Since the $7-million church restoration project began three years ago, mission officials have raised $1.8 million for repairs to keep the Great Stone Church from collapsing. An additional $3 million was raised to retrofit other structures at the 221-year-old mission.

The decorations include a rosette-shaped design outlined in black paint in the center of the dome, and pineapple and artichoke-shaped illustrations in the center stone of the main archway to the dome and in nooks around the dome.

Since the 1812 earthquake, most of the interior walls of the church have been exposed to the ravages of rain and sunlight.

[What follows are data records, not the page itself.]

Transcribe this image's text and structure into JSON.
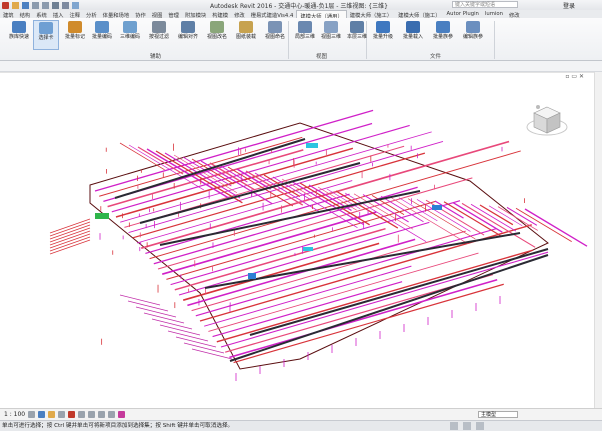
{
  "app": {
    "title": "Autodesk Revit 2016 -   交通中心-暖通-负1层 - 三维视图: {三维}",
    "search_placeholder": "键入关键字或短语",
    "login": "登录"
  },
  "tabs": [
    "建筑",
    "结构",
    "系统",
    "插入",
    "注释",
    "分析",
    "体量和场地",
    "协作",
    "视图",
    "管理",
    "附加模块",
    "构建模",
    "修改",
    "橙易式建造Vis4.4",
    "建模大师（通用）",
    "建模大师（施工）",
    "建模大师（施工）",
    "Autor Plugin",
    "lumion",
    "修改"
  ],
  "active_tab_index": 14,
  "ribbon": {
    "buttons": [
      {
        "label": "族库快速",
        "color": "#4a7fc1"
      },
      {
        "label": "选择卡",
        "color": "#6e9fd3",
        "selected": true
      },
      {
        "label": "批量标记",
        "color": "#d08b2c"
      },
      {
        "label": "批量编码",
        "color": "#5a8fc9"
      },
      {
        "label": "三维编码",
        "color": "#6fa0cf"
      },
      {
        "label": "按视过滤",
        "color": "#7c8a9b"
      },
      {
        "label": "编辑对齐",
        "color": "#5f7fa6"
      },
      {
        "label": "视图改名",
        "color": "#8aa67a"
      },
      {
        "label": "图纸装载",
        "color": "#c7a24f"
      },
      {
        "label": "视图命名",
        "color": "#7b93b5"
      },
      {
        "label": "局部三维",
        "color": "#6a88b0"
      },
      {
        "label": "视图三维",
        "color": "#87a1c4"
      },
      {
        "label": "本层三维",
        "color": "#5f7fa6"
      },
      {
        "label": "批量升级",
        "color": "#3f78c0"
      },
      {
        "label": "批量载入",
        "color": "#3a6db0"
      },
      {
        "label": "批量族参",
        "color": "#4a7fc1"
      },
      {
        "label": "编辑族参",
        "color": "#6b8fbf"
      }
    ],
    "groups": [
      "辅助",
      "视图",
      "文件"
    ]
  },
  "viewport": {
    "controls": "▫ ▭ ✕",
    "model_bg": "#ffffff"
  },
  "viewbar": {
    "scale": "1 : 100",
    "model": "主模型"
  },
  "statusbar": {
    "text": "单击可进行选择；按 Ctrl 键并单击可将新项目添加到选择集；按 Shift 键并单击可取消选择。"
  },
  "colors": {
    "duct_magenta": "#d020c8",
    "duct_red": "#d8333a",
    "pipe_dark": "#2a2a33",
    "accent_blue": "#2d7fd4",
    "accent_cyan": "#2cc5e0",
    "accent_green": "#2fb54a",
    "outline": "#5a0e10"
  }
}
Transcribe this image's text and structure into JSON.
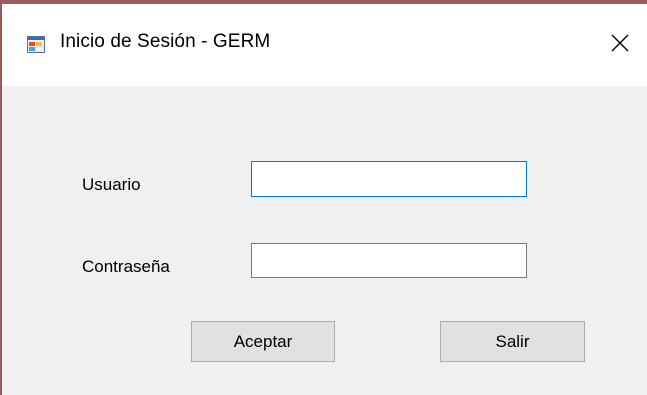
{
  "window": {
    "title": "Inicio de Sesión - GERM",
    "icon": "windows-form-icon",
    "close_icon": "close-icon"
  },
  "form": {
    "user_label": "Usuario",
    "user_value": "",
    "password_label": "Contraseña",
    "password_value": "",
    "accept_label": "Aceptar",
    "exit_label": "Salir"
  },
  "colors": {
    "focus_border": "#0078d7",
    "client_bg": "#f0f0f0",
    "button_bg": "#e1e1e1"
  }
}
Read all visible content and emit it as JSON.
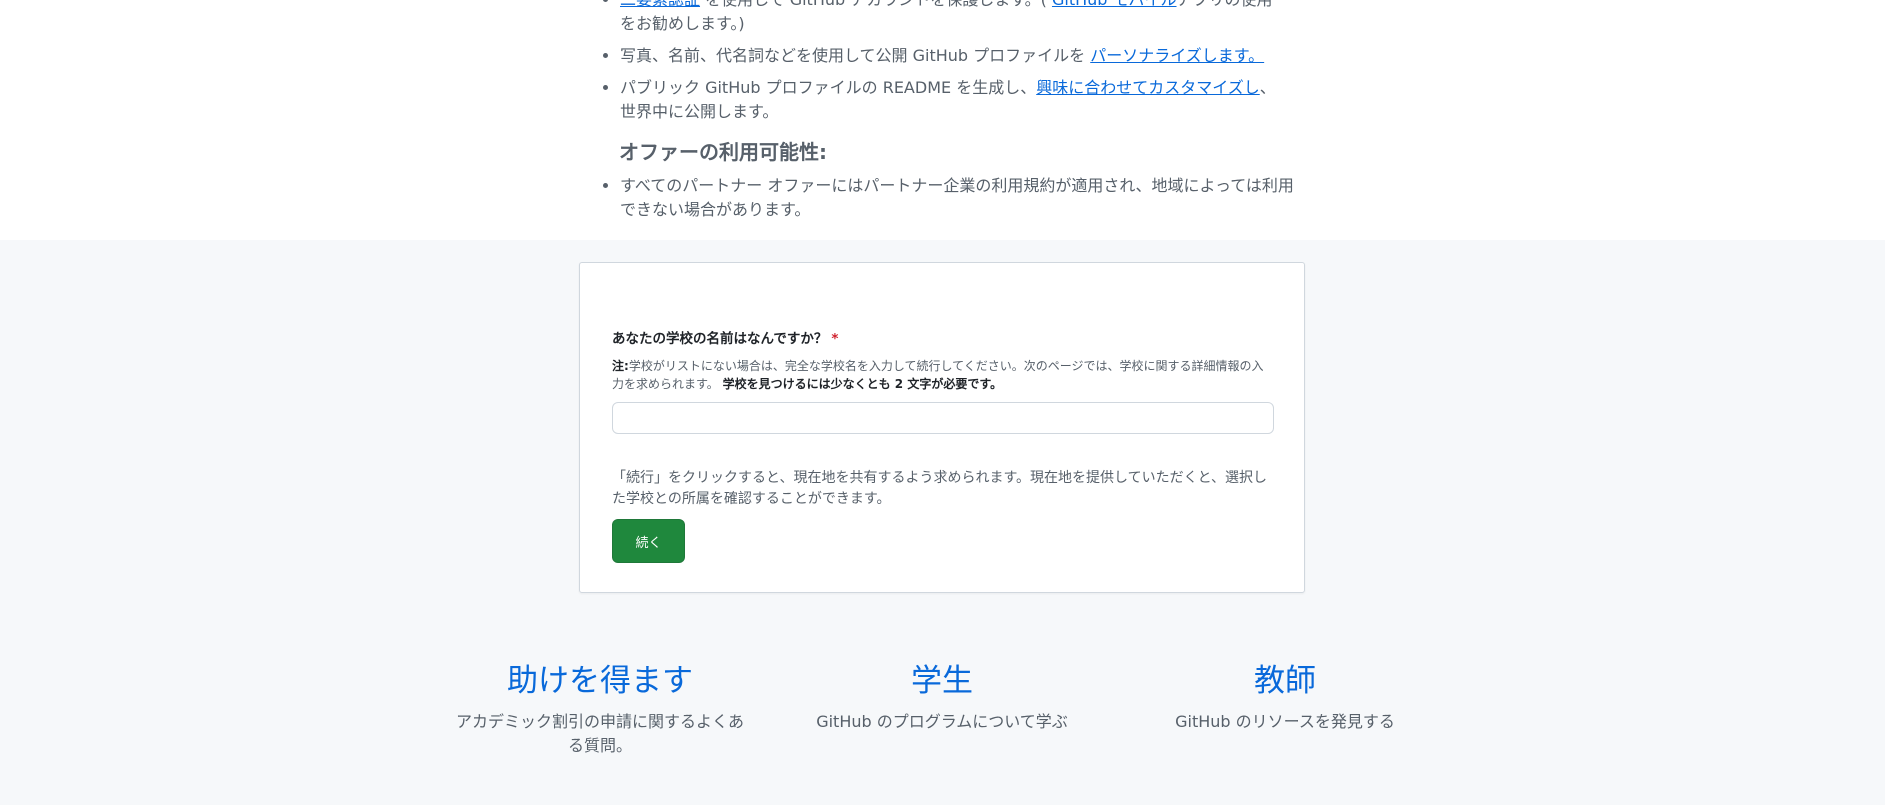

The designs have remained intact because they were nestled beneath the protection of the circular dome.

"There used to be more decoration in other parts of the church," said Elisa Del Bono, site conservator. "But the reason why these are still visible is because it's the only area where we have a roof and the roof is in good condition."

The mission is the crown jewel of those founded by Father Junipero Serra and the most popular among tourists.

Conservationists are unsure whether the designs were the work of Juaneno Indians, the Spanish or if padres were involved.

"Whoever it was had a natural talent and knew what they were doing," said John Loomis of Thirtieth Street Architects in Newport Beach, who is project manager for the mission's conservation project.

Under the direction of archeologist Frank Matero of the University of Pennsylvania, several teams of students have been repairing the church for the past two years.

Paint expert Rynta Fourie has taken samples to determine what pigments and binders were used so that the process can be used in restoration treatments.

Fourie believes the Indian or Spanish artists who painted these decorations used eight colors of paint and two techniques, secco and fresco. Secco is a paint technique that is applied to dry plaster and fresco-style painting is applied to wet plaster.

Mission administrator Miller said the church restoration could be completed over the next three years, but an additional $5 million is needed to finish the project.